Single Sign-On (SSO)

An overview on how to set up SSO for your Workspace.

SSO

Overview

SSO is currently only available for Enterprise customers, and only Workspace admins can use this feature. To upgrade, get in touch with our sales team.

Single Sign-On (SSO) allows your team to log in to ElevenLabs by using your existing identity provider. This allows your team to use the same credentials they use for other services to log in to ElevenLabs.

Guide

1

Access your SSO settings

Click on your profile icon located at the bottom left of the dashboard, select Workspace settings, and then navigate to the Security & SSO tab.

2

Choose identity providers

You can choose from a variety of pre-configured identity providers, including Google, Apple, GitHub, etc. Custom organization SSO providers will only appear in this list after they have been configured, as shown in the “SSO Provider” section.

3

Verify your email domain

Next, you need to verify your email domain for authentication. This lets ElevenLabs know that you own the domain you are configuring for SSO. This is a security measure to prevent unauthorized access to your Workspace.

Click the Verify domain button and enter the domain name you want to verify. After completing this step, click on the domain pending verification. You will be prompted to add a DNS TXT record to your domain’s DNS settings. Once the DNS record has been added, click on the Verify button.

4

Configure SSO

If you want to configure your own SSO provider, select the SSO provider dropdown to select between OIDC (OpenID Connect) and SAML (Security Assertion Markup Language).

Only Service Provider (SP) initiated SSO is supported for SAML. To ease the sign on process, you can create a bookmark app in your SSO provider linking to https://elevenlabs.io/app/sign-in?use_sso=true. If you’d like you can also include the user’s email as an additional query parameter to prefill the field. This would be https://elevenlabs.io/app/sign-in?use_sso=true&email=test@test.com

Once you’ve filled out the required fields, click the Update SSO button to save your changes.
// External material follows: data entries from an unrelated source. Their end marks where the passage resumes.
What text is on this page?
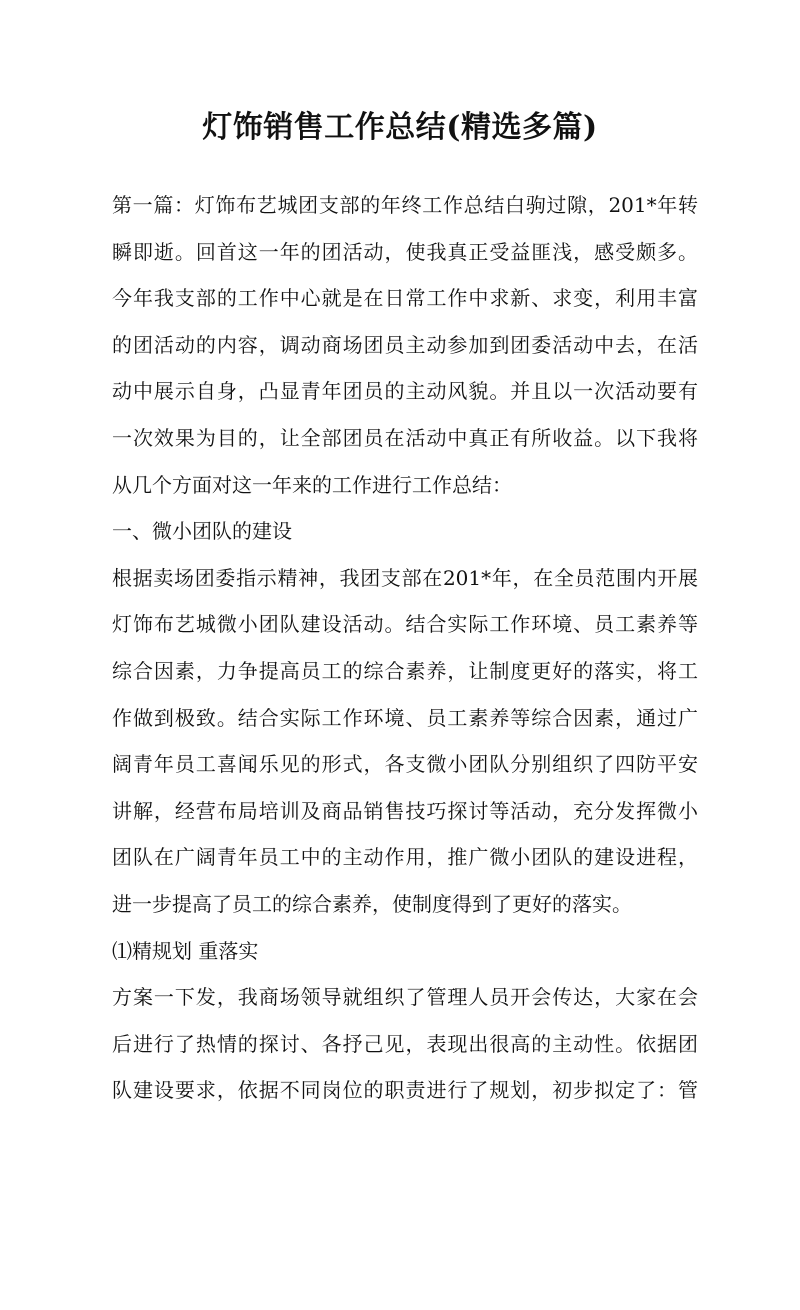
灯饰销售工作总结(精选多篇)
第一篇：灯饰布艺城团支部的年终工作总结白驹过隙，201*年转
瞬即逝。回首这一年的团活动，使我真正受益匪浅，感受颇多。
今年我支部的工作中心就是在日常工作中求新、求变，利用丰富
的团活动的内容，调动商场团员主动参加到团委活动中去，在活
动中展示自身，凸显青年团员的主动风貌。并且以一次活动要有
一次效果为目的，让全部团员在活动中真正有所收益。以下我将
从几个方面对这一年来的工作进行工作总结：
一、微小团队的建设
根据卖场团委指示精神，我团支部在201*年，在全员范围内开展
灯饰布艺城微小团队建设活动。结合实际工作环境、员工素养等
综合因素，力争提高员工的综合素养，让制度更好的落实，将工
作做到极致。结合实际工作环境、员工素养等综合因素，通过广
阔青年员工喜闻乐见的形式，各支微小团队分别组织了四防平安
讲解，经营布局培训及商品销售技巧探讨等活动，充分发挥微小
团队在广阔青年员工中的主动作用，推广微小团队的建设进程，
进一步提高了员工的综合素养，使制度得到了更好的落实。
⑴精规划 重落实
方案一下发，我商场领导就组织了管理人员开会传达，大家在会
后进行了热情的探讨、各抒己见，表现出很高的主动性。依据团
队建设要求，依据不同岗位的职责进行了规划，初步拟定了：管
Configuring a new SSO provider will log out all Workspace members currently logged in with SSO.

FAQ

What shall I fill for Identifier (Entity ID)?

  • Use Service Provider Entity Id

What shall I fill for Reply URL (Assertion Consumer Service) URL in SAML?

  • Use Redirect URL

What is ACS URL?

  • Same as Assertion Consumer Service URL

Which fields should I use to provide ElevenLabs?

  • Use Microsoft Entra Identifier for IdP Entity ID
  • Use Login URL for IdP Sign-In URL

What to fill in on the Okta side:

  • Audience Restriction: This is the Service Provider Entity ID from the ElevenLabs SSO configuration page.
  • Single Sign-On URL/Recipient URL/Destination: This is the Redirect URL from the ElevenLabs SSO configuration page.

What to fill in on the ElevenLabs side:

  • Create the application in Okta and then fill out these fields using the results
  • Identity Provider Entity Id: Use the SAML Issuer ID
  • Identity Provider Sign-In URL: Use the Sign On URL from Okta
    • This can generally be found in the Metadata details within the Sign On tab of the Okta application
    • It will end in /sso/saml
  • Please fill Recipient field with the value of Redirect URL.
  • One known error: Inside the <saml:Subject> field of the SAML response, make sure <saml:NameID> is set to the email address of the user.